Putting the “V” in Your AVR Denon AVR-3808CI
Denon was an early adopter with video processing and has incorporated different levels of performance across their AVR line. For this survey, Denon provided two of their newest receivers: the $1,599 AVR-3808CI and the $5,200 flagship AVR-5308CI. While the much-more-expensive flagship uses Silicon Optix’s top-end Realta solution, the AVR-3808CI uses the Genesis/Faroudja FLI-2310 chip used throughout much of Denon’s AVR line.
The AVR-3808CI is one of only a few AVRs in this roundup that will let you apply video processing to incoming HDMI signals. This gives you the flexibility of taking advantage of the video processing available or bypassing it if you would prefer the display to do it. We liked the AVR-3808CI’s standard- definition video processing, but the high-definition side comes up a bit short.
The Genesis/Faroudja FLI-2310 was a very popular solution in the DVD player market. In this application, its most glaring issue is that it was not designed to process HD signals. It will not do proper 3:2 or 2:2 deinterlacing of 1080i sources or motion-adaptive processing of video-based HD sources. This is not a concern with digital inputs, since they are simply passed through, but it will affect analog 1080i sources, such as cable set-top boxes. 1080i analog sources that the AVR-3808CI converted to HDMI showed obviously reduced video quality due to improper HD deinterlacing.

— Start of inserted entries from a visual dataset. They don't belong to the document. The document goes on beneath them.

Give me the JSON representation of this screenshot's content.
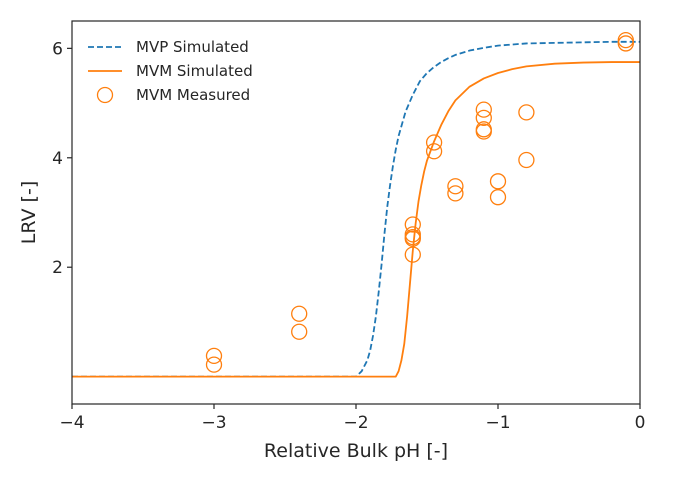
{
  "chart_data": {
    "type": "scatter",
    "xlabel": "Relative Bulk pH [-]",
    "ylabel": "LRV [-]",
    "xlim": [
      -4,
      0
    ],
    "ylim": [
      -0.5,
      6.5
    ],
    "xticks": [
      -4,
      -3,
      -2,
      -1,
      0
    ],
    "xtick_labels": [
      "−4",
      "−3",
      "−2",
      "−1",
      "0"
    ],
    "yticks": [
      2,
      4,
      6
    ],
    "ytick_labels": [
      "2",
      "4",
      "6"
    ],
    "grid": false,
    "legend_position": "top-left",
    "series": [
      {
        "name": "MVP Simulated",
        "kind": "dashed-line",
        "color": "#1f77b4",
        "x": [
          -4.0,
          -2.0,
          -1.96,
          -1.92,
          -1.9,
          -1.88,
          -1.86,
          -1.84,
          -1.82,
          -1.8,
          -1.78,
          -1.76,
          -1.74,
          -1.72,
          -1.7,
          -1.65,
          -1.6,
          -1.55,
          -1.5,
          -1.45,
          -1.4,
          -1.35,
          -1.3,
          -1.2,
          -1.1,
          -1.0,
          -0.9,
          -0.8,
          -0.6,
          -0.4,
          -0.2,
          -0.1,
          0.0
        ],
        "y": [
          0.0,
          0.0,
          0.1,
          0.3,
          0.48,
          0.75,
          1.1,
          1.55,
          2.05,
          2.6,
          3.1,
          3.5,
          3.85,
          4.15,
          4.4,
          4.85,
          5.15,
          5.4,
          5.55,
          5.66,
          5.75,
          5.82,
          5.88,
          5.96,
          6.01,
          6.05,
          6.07,
          6.09,
          6.1,
          6.11,
          6.12,
          6.12,
          6.12
        ]
      },
      {
        "name": "MVM Simulated",
        "kind": "line",
        "color": "#ff7f0e",
        "x": [
          -4.0,
          -1.72,
          -1.7,
          -1.68,
          -1.66,
          -1.64,
          -1.62,
          -1.6,
          -1.58,
          -1.56,
          -1.54,
          -1.52,
          -1.5,
          -1.45,
          -1.4,
          -1.35,
          -1.3,
          -1.2,
          -1.1,
          -1.0,
          -0.9,
          -0.8,
          -0.6,
          -0.4,
          -0.2,
          0.0
        ],
        "y": [
          0.0,
          0.0,
          0.1,
          0.3,
          0.6,
          1.1,
          1.7,
          2.3,
          2.8,
          3.2,
          3.5,
          3.75,
          3.95,
          4.3,
          4.6,
          4.85,
          5.05,
          5.3,
          5.45,
          5.55,
          5.62,
          5.67,
          5.72,
          5.74,
          5.75,
          5.75
        ]
      },
      {
        "name": "MVM Measured",
        "kind": "open-circles",
        "color": "#ff7f0e",
        "x": [
          -3.0,
          -3.0,
          -2.4,
          -2.4,
          -1.6,
          -1.6,
          -1.6,
          -1.6,
          -1.6,
          -1.45,
          -1.45,
          -1.3,
          -1.3,
          -1.1,
          -1.1,
          -1.1,
          -1.1,
          -1.0,
          -1.0,
          -0.8,
          -0.8,
          -0.1,
          -0.1
        ],
        "y": [
          0.38,
          0.22,
          1.15,
          0.82,
          2.78,
          2.6,
          2.55,
          2.52,
          2.23,
          4.28,
          4.12,
          3.48,
          3.35,
          4.88,
          4.73,
          4.52,
          4.48,
          3.57,
          3.28,
          4.83,
          3.96,
          6.15,
          6.09
        ]
      }
    ]
  }
}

We were also disappointed to see the quality of analog-to-digital conversion with the AVR-3808CI. Both the horizontal luma and chroma resolution were rolled off, resulting in softness and a loss of fine object detail. The scaling quality was also quite poor, with obvious ringing and interference.
The AVR-3808CI offers high-quality switching of digital/HDMI sources, which is good for those with displays with high-quality video processing that need only high-resolution passthrough. But there is room for improvement overall.